El nuevo modelo: compartir es delito

Ante la decisión del PSOE de enrocarse en su línea antipirata para intentar ganarse el favor del brazo propagandístico del «mundo de la cultura», dejo aquí cuatro modelos de negocio de los dueños de derechos de autor que compiten entre sí. Resumen: están perdiendo los piratas, perderá toda la sociedad y la distopía de Stallman se hará realidad.

1. Restricciones digitales

La primera opción de las industrias de contenidos digitales (p.ej. música o videojuegos) ha sido el del DRM, o gestión de restricciones digitales. Si la tecnología permite la copia indiscriminada de sus obras, quizás la tecnología pueda impedirlo y crear una escasez artificial. Sin embargo, tanto el agujero analógico como la habilidad de los hackers han demostrado que el DRM no es todo lo fiable que quisieran.

2. Dar pena

En una sociedad informatizada, hay artistas que deciden prescindir de las vías tradicionales para la explotación comercial de sus obras y apuestan por maneras más novedosas y autogestionadas. Usan internet para la difusión de sus obras sin DRM porque saben que al final son inútiles, y entonces dependen de la buena voluntad de sus seguidores, de que estos paguen por el contenido artístico que «consumen» para poder seguir ganando dinero con sus creaciones. Este modelo de negocio, de manera parecida al anterior restrictivo, consiste en «dar pena», en llorar y en hacer sentir culpables a los consumidores si no pagan por lo que ven/leen/escuchan, que tanto esfuerzo (y también dinero) le ha costado al artista y al productor.

3. Dar libertad

Hay una variante más valiente del anterior método y se llama «dar libertad», siendo ésta tanto tecnológica (sin DRM) como legal (con licencias libres, GPL, Creative Commons). Estos creadores ofrecen sus obras libres de taras y explican a sus seguidores que se financian mediante compras y/o donaciones. Nadie llora, nadie se escandaliza si no pagas y muchos agradecen la libertad ofrecida.

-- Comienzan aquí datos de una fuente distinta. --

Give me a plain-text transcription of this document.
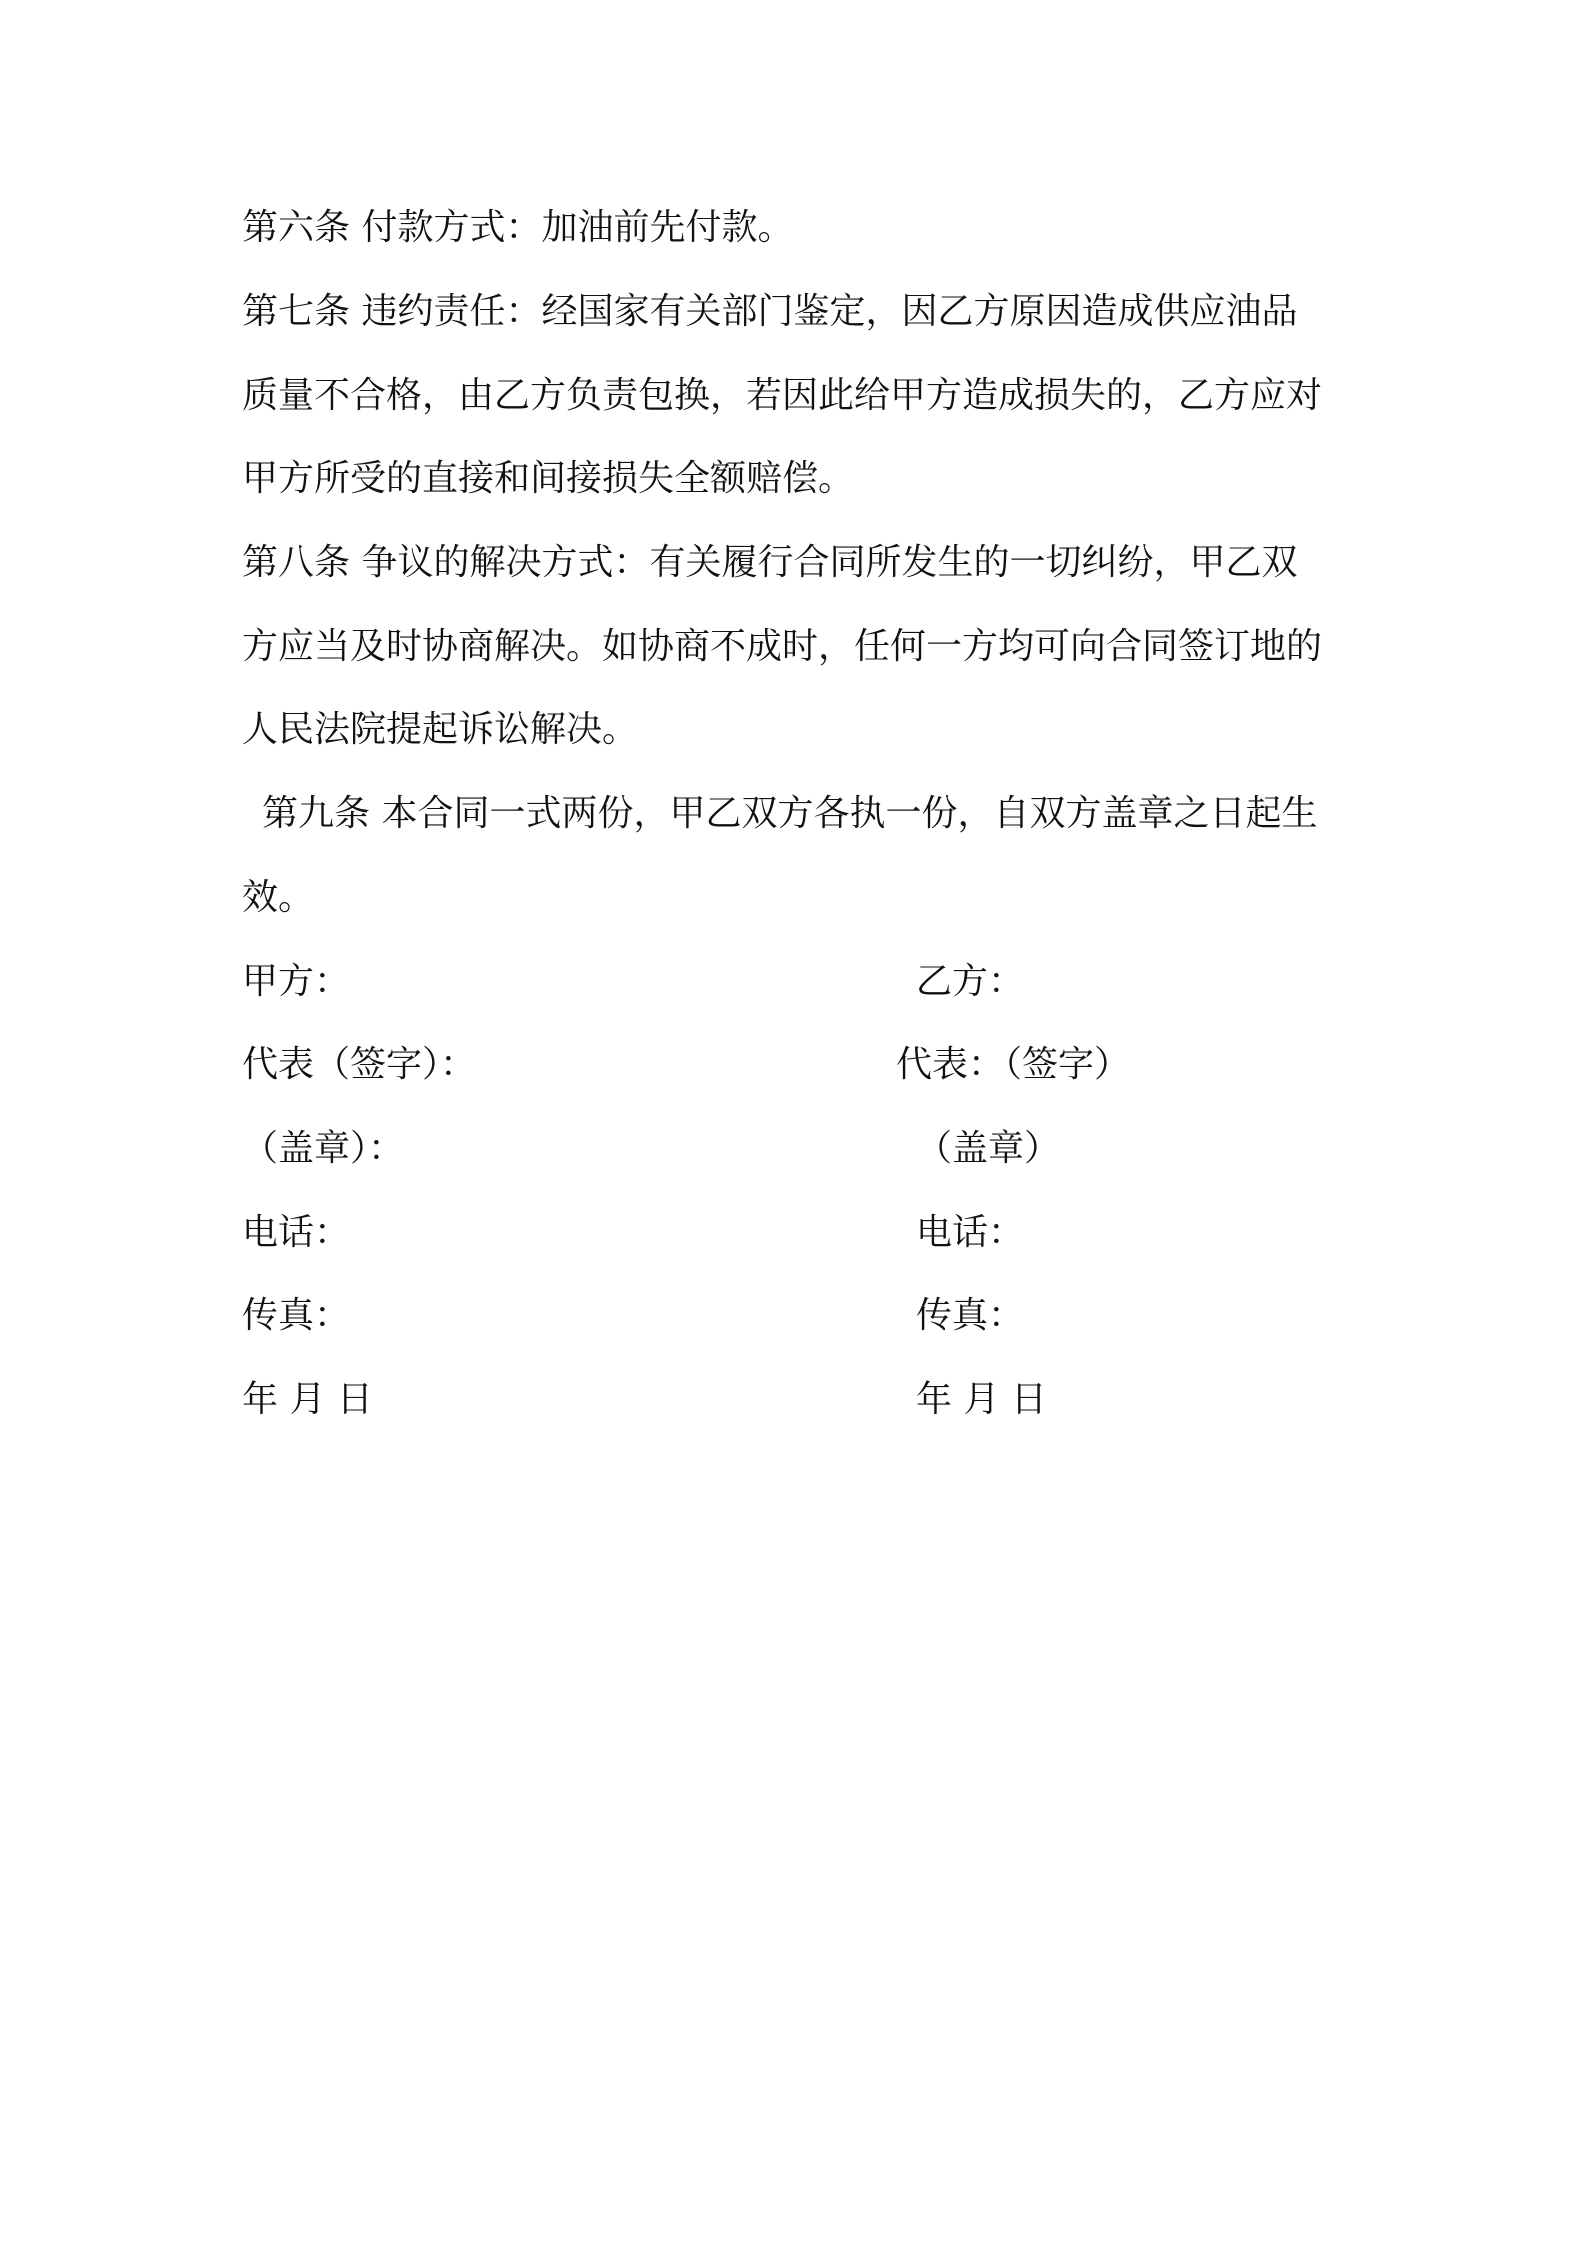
第六条 付款方式：加油前先付款。
第七条 违约责任：经国家有关部门鉴定，因乙方原因造成供应油品
质量不合格，由乙方负责包换，若因此给甲方造成损失的，乙方应对
甲方所受的直接和间接损失全额赔偿。
第八条 争议的解决方式：有关履行合同所发生的一切纠纷，甲乙双
方应当及时协商解决。如协商不成时，任何一方均可向合同签订地的
人民法院提起诉讼解决。
第九条 本合同一式两份，甲乙双方各执一份，自双方盖章之日起生
效。
甲方：	乙方：
代表（签字）：	代表：（签字）
（盖章）：	（盖章）
电话：	电话：
传真：	传真：
年 月 日	年 月 日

4. Criminalizar, no en un discurso sino legislando

Desde la reforma de la Ley de Propiedad Intelectual de 2015 (la del canon AEDE), la copia privada ha quedado limitadísima. La comunicación pública, derecho exclusivo del autor y sus autorizados, se define en el artículo 20:

«1. Se entenderá por comunicación pública todo acto por el cual una pluralidad de personas pueda tener acceso a la obra sin previa distribución de ejemplares a cada una de ellas.

No se considerará pública la comunicación cuando se celebre dentro de un ámbito estrictamente doméstico que no esté integrado o conectado a una red de difusión de cualquier tipo».

Entre varios casos se cita concretamente:

«2. e) La transmisión de cualesquiera obras al público por hilo, cable, fibra óptica u otro procedimiento análogo, sea o no mediante abono».

Hoy compartir es delito y con el nuevo ministro va a seguir siéndolo. La ley ya la tienen y la propaganda antipirata de A3M y el «mundo de la cultura» afianzarán el modelo 4 hasta que nos sea tan natural que ni lo cuestionemos. Cuando perdamos el derecho a leer sin pagar ya no diremos eso de «ponerle puertas al campo».